JavaScript DNA Translator - A small Java program written by William L Perry III that permits one to layer amino acid sequence on DNA sequence. Available from BioTechniques Software Library.

  WebPlasmid (Rashmi and Varun Singh) - is a Java-based program which allows mapping of restriction sites, label dragging, and clockwise and anticlockwise arrows.

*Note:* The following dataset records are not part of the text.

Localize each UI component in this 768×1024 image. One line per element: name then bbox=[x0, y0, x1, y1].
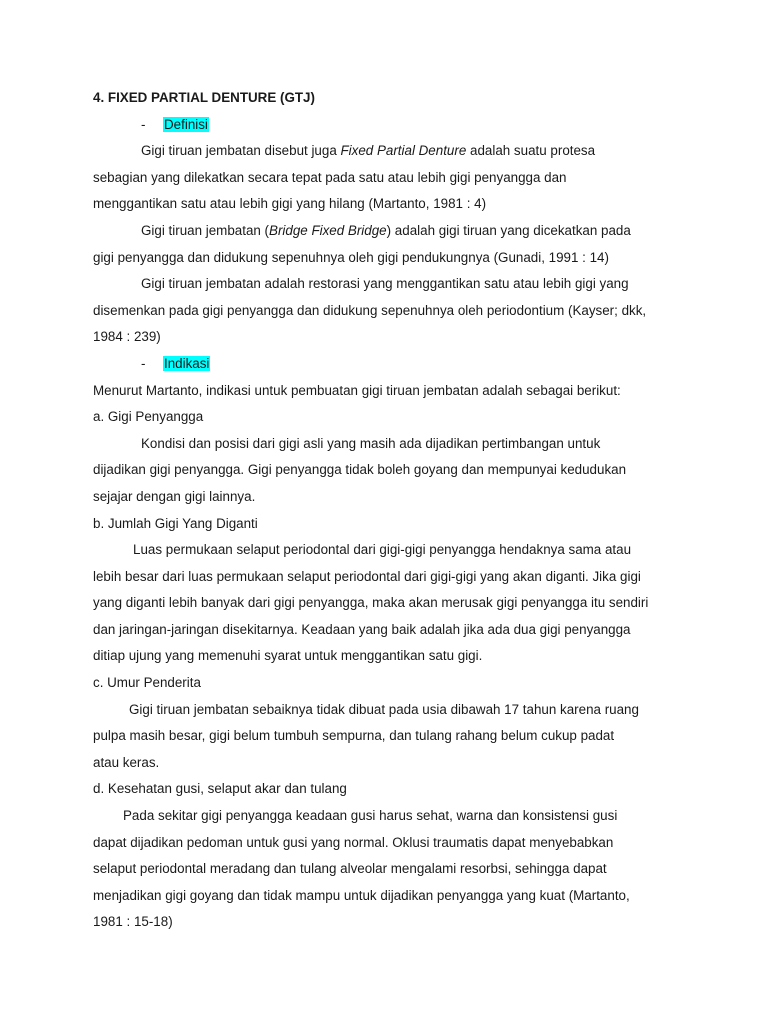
paragraph-d-line3: selaput periodontal meradang dan tulang alveolar mengalami resorbsi, sehingga dapat bbox=[93, 861, 607, 877]
paragraph-a-line3: sejajar dengan gigi lainnya. bbox=[93, 488, 256, 504]
definisi-p3-line2: disemenkan pada gigi penyangga dan didukung sepenuhnya oleh periodontium (Kayser; dkk, bbox=[93, 302, 647, 318]
italic-term: Fixed Partial Denture bbox=[340, 143, 467, 159]
bullet-definisi bbox=[93, 112, 683, 139]
bullet-dash: - bbox=[141, 355, 146, 371]
subheading-a: a. Gigi Penyangga bbox=[93, 409, 204, 425]
paragraph-c-line3: atau keras. bbox=[93, 754, 160, 770]
paragraph-b-line2: lebih besar dari luas permukaan selaput periodontal dari gigi-gigi yang akan diganti. Jika gigi bbox=[93, 568, 641, 584]
paragraph-d-line1: Pada sekitar gigi penyangga keadaan gusi harus sehat, warna dan konsistensi gusi bbox=[123, 808, 618, 824]
text-run: adalah suatu protesa bbox=[466, 143, 596, 159]
paragraph-a-line1: Kondisi dan posisi dari gigi asli yang masih ada dijadikan pertimbangan untuk bbox=[141, 435, 601, 451]
indikasi-highlight-label: Indikasi bbox=[164, 355, 210, 371]
paragraph-b-line5: ditiap ujung yang memenuhi syarat untuk menggantikan satu gigi. bbox=[93, 648, 483, 664]
definisi-p3-line3: 1984 : 239) bbox=[93, 329, 161, 345]
paragraph-c-line1: Gigi tiruan jembatan sebaiknya tidak dibuat pada usia dibawah 17 tahun karena ruang bbox=[129, 701, 639, 717]
document-body bbox=[93, 85, 683, 936]
subheading-d: d. Kesehatan gusi, selaput akar dan tulang bbox=[93, 781, 347, 797]
bullet-indikasi bbox=[93, 351, 683, 378]
text-run: Gigi tiruan jembatan ( bbox=[141, 222, 270, 238]
paragraph-b-line4: dan jaringan-jaringan disekitarnya. Keadaan yang baik adalah jika ada dua gigi penyangga bbox=[93, 621, 631, 637]
section-heading: 4. FIXED PARTIAL DENTURE (GTJ) bbox=[93, 90, 315, 105]
paragraph-d-line2: dapat dijadikan pedoman untuk gusi yang normal. Oklusi traumatis dapat menyebabkan bbox=[93, 834, 614, 850]
text-run: ) adalah gigi tiruan yang dicekatkan pada bbox=[386, 222, 631, 238]
bullet-dash: - bbox=[141, 116, 146, 132]
definisi-p1-line1 bbox=[93, 138, 683, 165]
italic-term: Bridge Fixed Bridge bbox=[269, 222, 387, 238]
definisi-p1-line2: sebagian yang dilekatkan secara tepat pada satu atau lebih gigi penyangga dan bbox=[93, 169, 567, 185]
paragraph-d-line4: menjadikan gigi goyang dan tidak mampu untuk dijadikan penyangga yang kuat (Martanto, bbox=[93, 887, 630, 903]
paragraph-b-line1: Luas permukaan selaput periodontal dari gigi-gigi penyangga hendaknya sama atau bbox=[133, 542, 632, 558]
definisi-p1-line3: menggantikan satu atau lebih gigi yang hilang (Martanto, 1981 : 4) bbox=[93, 196, 487, 212]
paragraph-b-line3: yang diganti lebih banyak dari gigi penyangga, maka akan merusak gigi penyangga itu sendiri bbox=[93, 595, 649, 611]
paragraph-a-line2: dijadikan gigi penyangga. Gigi penyangga tidak boleh goyang dan mempunyai kedudukan bbox=[93, 462, 627, 478]
paragraph-d-line5: 1981 : 15-18) bbox=[93, 914, 173, 930]
definisi-p2-line1 bbox=[93, 218, 683, 245]
definisi-p3-line1: Gigi tiruan jembatan adalah restorasi yang menggantikan satu atau lebih gigi yang bbox=[141, 276, 629, 292]
paragraph-c-line2: pulpa masih besar, gigi belum tumbuh sempurna, dan tulang rahang belum cukup padat bbox=[93, 728, 615, 744]
subheading-b: b. Jumlah Gigi Yang Diganti bbox=[93, 515, 258, 531]
definisi-highlight-label: Definisi bbox=[164, 116, 208, 132]
subheading-c: c. Umur Penderita bbox=[93, 675, 201, 691]
text-run: Gigi tiruan jembatan disebut juga bbox=[141, 143, 341, 159]
indikasi-intro: Menurut Martanto, indikasi untuk pembuatan gigi tiruan jembatan adalah sebagai berikut: bbox=[93, 382, 621, 398]
definisi-p2-line2: gigi penyangga dan didukung sepenuhnya oleh gigi pendukungnya (Gunadi, 1991 : 14) bbox=[93, 249, 609, 265]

red_bullet.gif (914 bytes) Motifs:

Two Sample Logo - detects and displays statistically significant differences in position-specific symbol compositions between two sets of multiple sequence alignments. In a typical scenario, two groups of aligned sequences will share a common motif but will differ in their functional annotation. Also available as an online tool. (Reference: Vacic, V. et al. 2006. Bioinformatics 22: 1536-1537)

Graphic packages:

ImageJ - is a public domain Java image processing program inspired by NIH Image. It It can display, edit, analyze, process, save and print 8-bit, 16-bit and 32-bit images. It can read many image formats including TIFF, GIF, JPEG, etc. It can calculate area and pixel value statistics of user-defined selections. It can measure distances and angles. It can create density histograms and line profile plots. It supports standard image processing functions such as contrast manipulation, sharpening, smoothing, edge detection and median filtering.